Sewell has a tendency to either lean on defenders or get to high with his pad level. He showed improvement over the course of the season, but it is still something that he will need to work on as he gets back into the swing of things after not playing for a year.
Many of you may be asking yourself, “If Sewell is a left tackle, what are they going to do with Jonah Williams?”
I wouldn’t worry about it. One of them can switch to right tackle and it will give this team excellent bookend tackles for the next few years.
If it were me, I’d put Sewell on the right side for a few reasons.
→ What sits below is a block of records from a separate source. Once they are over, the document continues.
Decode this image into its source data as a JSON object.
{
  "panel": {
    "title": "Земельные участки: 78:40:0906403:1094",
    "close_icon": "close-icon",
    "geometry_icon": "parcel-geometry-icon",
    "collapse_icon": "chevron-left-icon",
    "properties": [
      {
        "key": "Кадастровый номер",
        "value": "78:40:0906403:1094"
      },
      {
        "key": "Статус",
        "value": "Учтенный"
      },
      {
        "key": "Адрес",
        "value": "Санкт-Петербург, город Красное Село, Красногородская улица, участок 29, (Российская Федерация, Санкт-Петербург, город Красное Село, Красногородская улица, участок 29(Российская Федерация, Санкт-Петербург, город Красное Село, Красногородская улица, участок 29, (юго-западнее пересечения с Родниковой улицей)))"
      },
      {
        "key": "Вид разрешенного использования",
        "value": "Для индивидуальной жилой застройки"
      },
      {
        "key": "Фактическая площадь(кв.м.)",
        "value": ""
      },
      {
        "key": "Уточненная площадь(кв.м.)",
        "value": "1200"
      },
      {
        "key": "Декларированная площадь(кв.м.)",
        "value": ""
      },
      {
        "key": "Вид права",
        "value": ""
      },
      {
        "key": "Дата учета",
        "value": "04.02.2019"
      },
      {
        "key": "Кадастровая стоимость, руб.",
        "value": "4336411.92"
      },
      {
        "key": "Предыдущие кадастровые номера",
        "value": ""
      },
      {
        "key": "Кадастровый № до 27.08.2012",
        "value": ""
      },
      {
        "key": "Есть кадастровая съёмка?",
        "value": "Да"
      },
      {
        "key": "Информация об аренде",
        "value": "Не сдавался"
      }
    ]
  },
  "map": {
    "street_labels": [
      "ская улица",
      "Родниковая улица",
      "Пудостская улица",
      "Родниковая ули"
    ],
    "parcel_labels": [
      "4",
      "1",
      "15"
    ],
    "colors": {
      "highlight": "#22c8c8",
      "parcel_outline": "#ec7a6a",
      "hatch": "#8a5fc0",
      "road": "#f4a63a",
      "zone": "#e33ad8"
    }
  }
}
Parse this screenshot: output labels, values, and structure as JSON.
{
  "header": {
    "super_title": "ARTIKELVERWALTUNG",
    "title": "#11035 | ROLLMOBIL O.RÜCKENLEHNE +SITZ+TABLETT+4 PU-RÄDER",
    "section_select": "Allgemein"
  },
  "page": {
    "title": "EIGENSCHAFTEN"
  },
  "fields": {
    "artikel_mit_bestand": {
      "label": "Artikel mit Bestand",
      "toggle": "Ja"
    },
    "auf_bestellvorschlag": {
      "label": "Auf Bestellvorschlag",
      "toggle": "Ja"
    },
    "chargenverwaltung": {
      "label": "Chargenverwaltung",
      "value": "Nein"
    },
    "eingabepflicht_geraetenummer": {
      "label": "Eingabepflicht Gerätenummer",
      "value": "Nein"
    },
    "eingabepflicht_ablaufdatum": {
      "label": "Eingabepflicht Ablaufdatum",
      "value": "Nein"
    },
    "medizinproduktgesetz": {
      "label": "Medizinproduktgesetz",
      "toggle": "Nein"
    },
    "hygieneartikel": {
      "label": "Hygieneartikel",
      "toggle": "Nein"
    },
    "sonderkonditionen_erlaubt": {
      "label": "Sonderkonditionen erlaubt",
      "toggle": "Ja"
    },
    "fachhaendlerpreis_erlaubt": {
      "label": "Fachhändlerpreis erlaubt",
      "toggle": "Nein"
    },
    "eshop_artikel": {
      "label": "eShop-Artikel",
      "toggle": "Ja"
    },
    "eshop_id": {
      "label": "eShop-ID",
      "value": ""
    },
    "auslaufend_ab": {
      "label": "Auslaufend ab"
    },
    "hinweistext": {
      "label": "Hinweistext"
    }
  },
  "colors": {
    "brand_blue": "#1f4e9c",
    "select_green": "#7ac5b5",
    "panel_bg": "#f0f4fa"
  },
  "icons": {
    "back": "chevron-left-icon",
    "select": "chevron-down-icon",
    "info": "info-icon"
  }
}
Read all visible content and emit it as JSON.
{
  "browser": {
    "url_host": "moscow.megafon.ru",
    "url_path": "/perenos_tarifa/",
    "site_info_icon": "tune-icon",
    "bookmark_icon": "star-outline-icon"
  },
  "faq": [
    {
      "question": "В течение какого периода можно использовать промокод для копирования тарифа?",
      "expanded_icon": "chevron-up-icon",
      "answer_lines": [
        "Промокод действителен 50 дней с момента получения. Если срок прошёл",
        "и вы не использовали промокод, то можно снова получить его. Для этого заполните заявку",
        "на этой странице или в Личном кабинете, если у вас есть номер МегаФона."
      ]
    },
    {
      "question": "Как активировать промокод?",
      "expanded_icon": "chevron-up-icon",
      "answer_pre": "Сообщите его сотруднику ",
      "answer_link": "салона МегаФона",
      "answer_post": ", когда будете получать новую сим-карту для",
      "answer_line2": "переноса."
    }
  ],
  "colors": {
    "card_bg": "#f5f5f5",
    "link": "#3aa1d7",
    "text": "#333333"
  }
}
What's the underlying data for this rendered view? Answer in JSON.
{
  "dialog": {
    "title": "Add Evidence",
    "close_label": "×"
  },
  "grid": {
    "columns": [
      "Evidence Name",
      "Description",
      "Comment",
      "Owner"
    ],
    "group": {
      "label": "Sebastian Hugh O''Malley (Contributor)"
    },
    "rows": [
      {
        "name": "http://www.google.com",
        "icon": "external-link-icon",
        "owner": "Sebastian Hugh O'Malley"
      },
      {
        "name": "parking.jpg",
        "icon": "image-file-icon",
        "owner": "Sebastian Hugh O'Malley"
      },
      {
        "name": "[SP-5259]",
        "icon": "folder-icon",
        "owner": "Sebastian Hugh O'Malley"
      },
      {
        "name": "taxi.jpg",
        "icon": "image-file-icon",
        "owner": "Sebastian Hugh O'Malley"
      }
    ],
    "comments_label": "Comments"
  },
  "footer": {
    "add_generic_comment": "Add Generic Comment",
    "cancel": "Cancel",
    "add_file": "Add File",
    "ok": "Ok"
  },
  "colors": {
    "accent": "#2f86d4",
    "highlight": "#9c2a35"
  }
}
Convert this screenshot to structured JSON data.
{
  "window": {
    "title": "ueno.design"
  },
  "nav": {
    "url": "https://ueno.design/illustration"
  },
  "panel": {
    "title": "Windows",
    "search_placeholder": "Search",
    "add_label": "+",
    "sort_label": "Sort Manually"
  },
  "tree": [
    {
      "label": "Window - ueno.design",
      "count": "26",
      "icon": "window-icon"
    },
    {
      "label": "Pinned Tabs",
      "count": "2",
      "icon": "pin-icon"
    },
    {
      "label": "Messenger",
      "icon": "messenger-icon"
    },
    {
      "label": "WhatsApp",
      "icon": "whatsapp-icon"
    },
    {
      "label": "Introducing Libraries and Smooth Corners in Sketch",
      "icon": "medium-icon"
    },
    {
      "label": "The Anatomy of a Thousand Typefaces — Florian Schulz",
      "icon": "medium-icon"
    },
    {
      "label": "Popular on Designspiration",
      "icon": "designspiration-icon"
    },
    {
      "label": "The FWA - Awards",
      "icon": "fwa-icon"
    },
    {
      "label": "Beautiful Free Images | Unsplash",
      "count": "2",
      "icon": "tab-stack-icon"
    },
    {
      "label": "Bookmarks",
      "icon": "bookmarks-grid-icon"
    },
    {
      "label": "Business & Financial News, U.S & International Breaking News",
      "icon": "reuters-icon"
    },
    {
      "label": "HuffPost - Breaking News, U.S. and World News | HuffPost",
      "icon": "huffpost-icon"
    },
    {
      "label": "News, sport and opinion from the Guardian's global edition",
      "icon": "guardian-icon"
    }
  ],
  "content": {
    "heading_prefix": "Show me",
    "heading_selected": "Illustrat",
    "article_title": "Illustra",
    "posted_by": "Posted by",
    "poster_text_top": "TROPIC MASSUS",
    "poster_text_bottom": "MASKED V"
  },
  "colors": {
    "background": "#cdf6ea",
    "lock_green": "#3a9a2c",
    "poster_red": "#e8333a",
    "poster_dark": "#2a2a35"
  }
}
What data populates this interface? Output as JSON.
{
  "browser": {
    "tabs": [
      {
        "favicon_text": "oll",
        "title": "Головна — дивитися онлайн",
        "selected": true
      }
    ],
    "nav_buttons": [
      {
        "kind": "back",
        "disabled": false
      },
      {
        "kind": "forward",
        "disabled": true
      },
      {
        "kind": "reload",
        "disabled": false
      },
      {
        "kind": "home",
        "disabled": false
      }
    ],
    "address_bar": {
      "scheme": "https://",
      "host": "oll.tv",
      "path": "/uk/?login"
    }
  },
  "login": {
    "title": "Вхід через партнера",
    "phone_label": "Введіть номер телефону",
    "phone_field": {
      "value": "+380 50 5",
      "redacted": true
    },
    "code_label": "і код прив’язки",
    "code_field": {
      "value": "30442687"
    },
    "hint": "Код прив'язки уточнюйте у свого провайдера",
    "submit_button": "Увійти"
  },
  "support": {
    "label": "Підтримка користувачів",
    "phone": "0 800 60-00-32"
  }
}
The first is that Williams has done an excellent job at left tackle. He is without a doubt the best player on the Bengals’ offensive line. No need to mess with that. Leave him where he is.
Second, Sewell is only 20 years old. Although his muscle memory may be built around playing left tackle, he is very young and will adapt.
The third is that in today’s NFL, the blindside doesn’t matter as much as it once did and in the AFC North in particular it is the right tackle who has to deal with the division’s best pass rusher, Pittsburgh’s T.J. Watt.
Finally, teams tend to run the ball more to the right and run blocking is the strength of Sewell’s game, whereas pass blocking is the strength of Williams’. (They are both very good in both areas.) Jonah left, Penei right works to their strengths.
You can see what makes people so excited about Sewell. He is a special athlete and powerful blocker. His play steadily improved over the course of last season and at only 20 years old his ascension is likely to continue.